German chemist (1851–1924)

Siegmund Gabriel (7 November 1851 - 22 March 1924) was a German chemist.

==Scientific career==

Siegmund Gabriel began studying chemistry at the University of Berlin in 1871. He continued his studies at the University of Heidelberg in 1872 with Professor Robert Wilhelm Bunsen. In 1874, he received his doctorate and then returned to Berlin. He began teaching as an assistant, initially in the inorganic chemistry department, before becoming an associate professor in 1886. Gabriel later turned to organic chemistry in his own research.
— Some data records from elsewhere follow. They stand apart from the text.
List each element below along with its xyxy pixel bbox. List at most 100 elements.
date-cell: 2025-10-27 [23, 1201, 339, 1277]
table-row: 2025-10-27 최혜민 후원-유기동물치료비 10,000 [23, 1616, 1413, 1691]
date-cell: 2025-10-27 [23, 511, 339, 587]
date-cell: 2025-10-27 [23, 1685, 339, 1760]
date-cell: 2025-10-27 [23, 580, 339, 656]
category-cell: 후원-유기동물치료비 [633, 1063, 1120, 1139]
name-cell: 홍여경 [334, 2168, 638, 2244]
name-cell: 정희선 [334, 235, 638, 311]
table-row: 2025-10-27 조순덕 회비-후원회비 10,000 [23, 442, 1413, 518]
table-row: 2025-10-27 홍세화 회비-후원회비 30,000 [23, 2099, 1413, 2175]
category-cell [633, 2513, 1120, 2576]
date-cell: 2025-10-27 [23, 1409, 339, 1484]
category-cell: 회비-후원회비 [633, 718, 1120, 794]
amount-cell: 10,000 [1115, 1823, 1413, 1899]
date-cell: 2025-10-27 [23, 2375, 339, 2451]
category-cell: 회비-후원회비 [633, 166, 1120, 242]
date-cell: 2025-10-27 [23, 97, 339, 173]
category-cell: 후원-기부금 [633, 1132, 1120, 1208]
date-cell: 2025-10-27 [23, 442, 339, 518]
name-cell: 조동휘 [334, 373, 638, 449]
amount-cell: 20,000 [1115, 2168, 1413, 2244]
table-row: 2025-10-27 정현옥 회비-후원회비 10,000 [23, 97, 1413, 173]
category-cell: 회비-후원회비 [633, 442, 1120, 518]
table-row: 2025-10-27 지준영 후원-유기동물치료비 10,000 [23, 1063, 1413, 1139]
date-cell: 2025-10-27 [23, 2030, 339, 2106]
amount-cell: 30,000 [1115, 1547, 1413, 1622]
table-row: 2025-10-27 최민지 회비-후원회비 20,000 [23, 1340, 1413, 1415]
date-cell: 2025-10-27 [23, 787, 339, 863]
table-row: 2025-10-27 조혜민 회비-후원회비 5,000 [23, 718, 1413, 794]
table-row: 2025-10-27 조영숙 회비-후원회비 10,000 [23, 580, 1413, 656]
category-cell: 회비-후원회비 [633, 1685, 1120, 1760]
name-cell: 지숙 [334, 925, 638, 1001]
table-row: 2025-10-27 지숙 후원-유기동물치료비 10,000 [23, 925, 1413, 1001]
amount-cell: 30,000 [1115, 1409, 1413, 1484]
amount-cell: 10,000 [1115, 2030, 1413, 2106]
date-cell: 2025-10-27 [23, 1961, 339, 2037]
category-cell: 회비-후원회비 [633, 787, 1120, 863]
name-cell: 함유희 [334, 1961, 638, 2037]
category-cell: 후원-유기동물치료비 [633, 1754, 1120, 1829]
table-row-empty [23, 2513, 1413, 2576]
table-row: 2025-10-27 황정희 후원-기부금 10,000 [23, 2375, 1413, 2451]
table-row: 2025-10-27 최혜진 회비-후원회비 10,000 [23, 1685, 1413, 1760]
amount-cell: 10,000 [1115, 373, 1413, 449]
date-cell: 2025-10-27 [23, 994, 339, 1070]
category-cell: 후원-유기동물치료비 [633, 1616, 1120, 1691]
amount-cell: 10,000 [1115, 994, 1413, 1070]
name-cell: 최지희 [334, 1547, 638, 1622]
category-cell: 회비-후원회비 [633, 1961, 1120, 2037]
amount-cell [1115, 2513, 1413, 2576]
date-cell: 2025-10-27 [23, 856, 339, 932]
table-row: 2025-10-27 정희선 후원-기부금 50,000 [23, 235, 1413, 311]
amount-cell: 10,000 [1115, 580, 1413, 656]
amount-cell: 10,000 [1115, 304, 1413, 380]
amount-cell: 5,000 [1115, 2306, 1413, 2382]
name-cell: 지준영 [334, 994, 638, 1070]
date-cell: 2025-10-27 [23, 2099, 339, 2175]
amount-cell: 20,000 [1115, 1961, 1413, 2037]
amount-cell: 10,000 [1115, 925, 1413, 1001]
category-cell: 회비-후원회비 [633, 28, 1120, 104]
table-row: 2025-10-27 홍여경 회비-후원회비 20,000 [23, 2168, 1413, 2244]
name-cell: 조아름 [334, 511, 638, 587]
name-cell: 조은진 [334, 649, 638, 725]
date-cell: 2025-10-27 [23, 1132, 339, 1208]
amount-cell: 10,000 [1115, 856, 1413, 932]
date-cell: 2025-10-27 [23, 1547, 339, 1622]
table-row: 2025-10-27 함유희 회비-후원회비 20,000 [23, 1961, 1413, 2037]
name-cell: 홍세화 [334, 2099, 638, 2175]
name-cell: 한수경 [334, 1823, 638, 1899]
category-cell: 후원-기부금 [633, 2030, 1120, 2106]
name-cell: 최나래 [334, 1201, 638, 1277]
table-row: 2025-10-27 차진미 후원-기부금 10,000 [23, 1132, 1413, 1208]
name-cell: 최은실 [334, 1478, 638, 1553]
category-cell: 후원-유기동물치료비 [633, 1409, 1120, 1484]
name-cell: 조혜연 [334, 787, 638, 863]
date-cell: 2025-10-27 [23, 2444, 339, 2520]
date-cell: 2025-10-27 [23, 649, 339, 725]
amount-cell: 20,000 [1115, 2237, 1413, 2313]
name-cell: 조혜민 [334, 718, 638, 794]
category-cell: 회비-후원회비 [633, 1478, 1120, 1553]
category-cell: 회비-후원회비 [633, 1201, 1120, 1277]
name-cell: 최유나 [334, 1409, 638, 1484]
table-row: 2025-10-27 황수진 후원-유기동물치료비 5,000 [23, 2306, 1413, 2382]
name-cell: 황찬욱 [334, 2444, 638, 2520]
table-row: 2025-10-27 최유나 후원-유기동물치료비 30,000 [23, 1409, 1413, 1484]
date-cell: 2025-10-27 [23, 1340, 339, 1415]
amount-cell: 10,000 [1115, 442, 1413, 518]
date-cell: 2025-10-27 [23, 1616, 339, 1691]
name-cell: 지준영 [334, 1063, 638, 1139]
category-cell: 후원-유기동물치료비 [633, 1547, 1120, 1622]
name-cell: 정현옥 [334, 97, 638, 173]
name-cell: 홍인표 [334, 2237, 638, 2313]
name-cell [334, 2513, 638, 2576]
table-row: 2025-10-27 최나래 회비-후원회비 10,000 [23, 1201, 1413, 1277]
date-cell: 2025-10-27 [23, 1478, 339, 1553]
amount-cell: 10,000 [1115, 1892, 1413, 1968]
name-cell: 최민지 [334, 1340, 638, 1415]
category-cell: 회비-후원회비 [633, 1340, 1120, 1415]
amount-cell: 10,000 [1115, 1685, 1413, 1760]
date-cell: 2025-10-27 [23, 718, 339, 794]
One of Gabriel’s most significant contributions to organic chemistry was made in 1887, when he discovered the Gabriel Synthesis with his partner James Dornbush. The Gabriel Synthesis is a reaction which synthesizes pure primary amines, involving the reaction of potassium phthalimide with an alkyl halide, followed by hydrolysis. The Gabriel Synthesis was adapted by Gabriel in 1889 to a procedure for the preparation of amino acids.

In 1891 Gabriel synthesized pyrrolidine from l-amino-4-chlorobutane, and in 1892, using the same procedure, he prepared piperidine from 1-amino- 5-chloropentane. He was the first to prepare phthalazine in 1893 and, with his student James Colman, pyrimidine in 1899. In 1900, he devised a simpler method for obtaining pyrimidine using barbituric acid, and in 1903 he first prepared quinazoline. Gabriel also investigated oxazole, thiazole, and their derivatives.
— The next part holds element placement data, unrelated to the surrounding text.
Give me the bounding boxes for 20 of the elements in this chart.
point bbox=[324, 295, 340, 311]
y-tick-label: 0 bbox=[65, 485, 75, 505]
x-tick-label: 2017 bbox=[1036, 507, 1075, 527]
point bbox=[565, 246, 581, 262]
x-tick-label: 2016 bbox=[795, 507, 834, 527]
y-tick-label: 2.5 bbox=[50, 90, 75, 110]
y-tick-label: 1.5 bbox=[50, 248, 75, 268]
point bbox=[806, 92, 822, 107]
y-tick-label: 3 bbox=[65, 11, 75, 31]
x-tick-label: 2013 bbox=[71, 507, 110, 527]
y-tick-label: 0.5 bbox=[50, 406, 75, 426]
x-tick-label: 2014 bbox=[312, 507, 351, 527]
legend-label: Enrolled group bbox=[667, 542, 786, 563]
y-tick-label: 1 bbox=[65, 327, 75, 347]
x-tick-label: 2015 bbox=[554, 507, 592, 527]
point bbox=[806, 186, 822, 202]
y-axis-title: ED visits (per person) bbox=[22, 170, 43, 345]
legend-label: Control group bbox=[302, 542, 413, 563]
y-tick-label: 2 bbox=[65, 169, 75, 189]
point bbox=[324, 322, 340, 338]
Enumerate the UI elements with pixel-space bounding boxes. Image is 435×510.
Gabriel reported what became the Robinson–Gabriel Synthesis in 1910. In 1913, he was appointed full honorary professor at the University of Berlin, a position he retired from in 1921.
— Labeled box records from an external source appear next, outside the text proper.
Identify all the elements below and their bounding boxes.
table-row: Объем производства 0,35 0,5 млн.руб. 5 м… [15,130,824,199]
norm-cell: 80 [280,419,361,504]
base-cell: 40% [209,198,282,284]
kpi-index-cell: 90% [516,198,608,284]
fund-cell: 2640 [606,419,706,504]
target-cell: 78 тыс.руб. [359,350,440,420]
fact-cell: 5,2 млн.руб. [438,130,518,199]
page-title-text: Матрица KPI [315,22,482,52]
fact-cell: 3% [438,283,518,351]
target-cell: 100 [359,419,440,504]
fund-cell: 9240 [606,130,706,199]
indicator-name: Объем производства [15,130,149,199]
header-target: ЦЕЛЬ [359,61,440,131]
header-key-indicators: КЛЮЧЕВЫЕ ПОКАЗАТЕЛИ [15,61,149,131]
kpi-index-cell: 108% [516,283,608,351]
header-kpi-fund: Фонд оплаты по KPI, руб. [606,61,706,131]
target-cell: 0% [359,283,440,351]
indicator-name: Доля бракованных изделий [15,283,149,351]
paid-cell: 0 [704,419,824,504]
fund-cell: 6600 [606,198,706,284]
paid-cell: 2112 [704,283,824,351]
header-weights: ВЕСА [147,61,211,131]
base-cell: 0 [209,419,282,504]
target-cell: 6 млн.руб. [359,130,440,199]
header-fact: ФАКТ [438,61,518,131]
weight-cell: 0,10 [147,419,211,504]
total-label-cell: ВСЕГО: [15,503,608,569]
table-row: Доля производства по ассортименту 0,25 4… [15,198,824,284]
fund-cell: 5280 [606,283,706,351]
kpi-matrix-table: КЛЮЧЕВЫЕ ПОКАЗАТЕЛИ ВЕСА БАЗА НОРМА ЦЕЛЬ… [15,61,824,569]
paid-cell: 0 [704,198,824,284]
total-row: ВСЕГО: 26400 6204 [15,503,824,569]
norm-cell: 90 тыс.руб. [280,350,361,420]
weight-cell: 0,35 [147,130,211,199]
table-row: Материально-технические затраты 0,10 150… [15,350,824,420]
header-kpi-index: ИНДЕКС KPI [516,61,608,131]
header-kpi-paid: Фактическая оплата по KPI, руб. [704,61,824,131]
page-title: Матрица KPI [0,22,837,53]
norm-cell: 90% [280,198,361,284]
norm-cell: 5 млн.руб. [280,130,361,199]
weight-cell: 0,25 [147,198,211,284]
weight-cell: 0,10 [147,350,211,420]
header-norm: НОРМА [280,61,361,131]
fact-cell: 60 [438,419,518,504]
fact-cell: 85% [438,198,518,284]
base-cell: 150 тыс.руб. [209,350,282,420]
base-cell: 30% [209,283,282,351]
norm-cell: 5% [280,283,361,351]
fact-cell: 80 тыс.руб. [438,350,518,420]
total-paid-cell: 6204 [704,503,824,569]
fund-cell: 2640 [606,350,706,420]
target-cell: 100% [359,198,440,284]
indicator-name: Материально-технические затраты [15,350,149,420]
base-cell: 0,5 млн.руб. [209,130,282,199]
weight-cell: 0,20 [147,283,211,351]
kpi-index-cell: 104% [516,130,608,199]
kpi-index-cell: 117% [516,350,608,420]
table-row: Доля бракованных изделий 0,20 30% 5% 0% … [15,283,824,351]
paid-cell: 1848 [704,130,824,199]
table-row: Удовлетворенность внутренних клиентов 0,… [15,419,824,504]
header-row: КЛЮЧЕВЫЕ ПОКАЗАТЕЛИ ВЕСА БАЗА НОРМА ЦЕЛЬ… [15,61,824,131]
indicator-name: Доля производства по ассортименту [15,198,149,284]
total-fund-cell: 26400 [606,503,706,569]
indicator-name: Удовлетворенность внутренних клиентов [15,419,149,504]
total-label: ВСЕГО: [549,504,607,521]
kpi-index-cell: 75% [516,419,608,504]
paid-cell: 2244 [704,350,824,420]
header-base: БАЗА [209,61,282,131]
Gabriel was a member of the German Chemical Society and served on its board for many years.

== Personal life ==
Siegmund Gabriel was born on November 7, 1851, in Berlin, the youngest of factory owner Aron Gabriel and his wife Goldchen (Golde) née Pollnow's six children. His father owned a trimmings factory in Berlin.

On August 28, 1883, he married Anna née Fränkel, who was born on April 26, 1862, in Neustadt in Upper Silesia as the daughter of the entrepreneur Abraham Fränkel and his first wife Friederike née Caro. Siegmund and Anna Gabriel had two sons: Ernst, born in 1885, became a dermatologist and later earned his living as a chicken farmer after his emigration to Israel; Kurt, born in 1896, became a dentist and was able to continue to work in this profession after emigrating to New Zealand.

Siegmund Gabriel died in Berlin on March 22, 1924.

His widow Anna Gabriel was deported during the holocaust to Theresienstadt on October 30, 1942. She perished there on April 4, 1943.

Original documents from Siegmund Gabriel's estate have been kept at the Leo Baeck Institute in New York since 1979.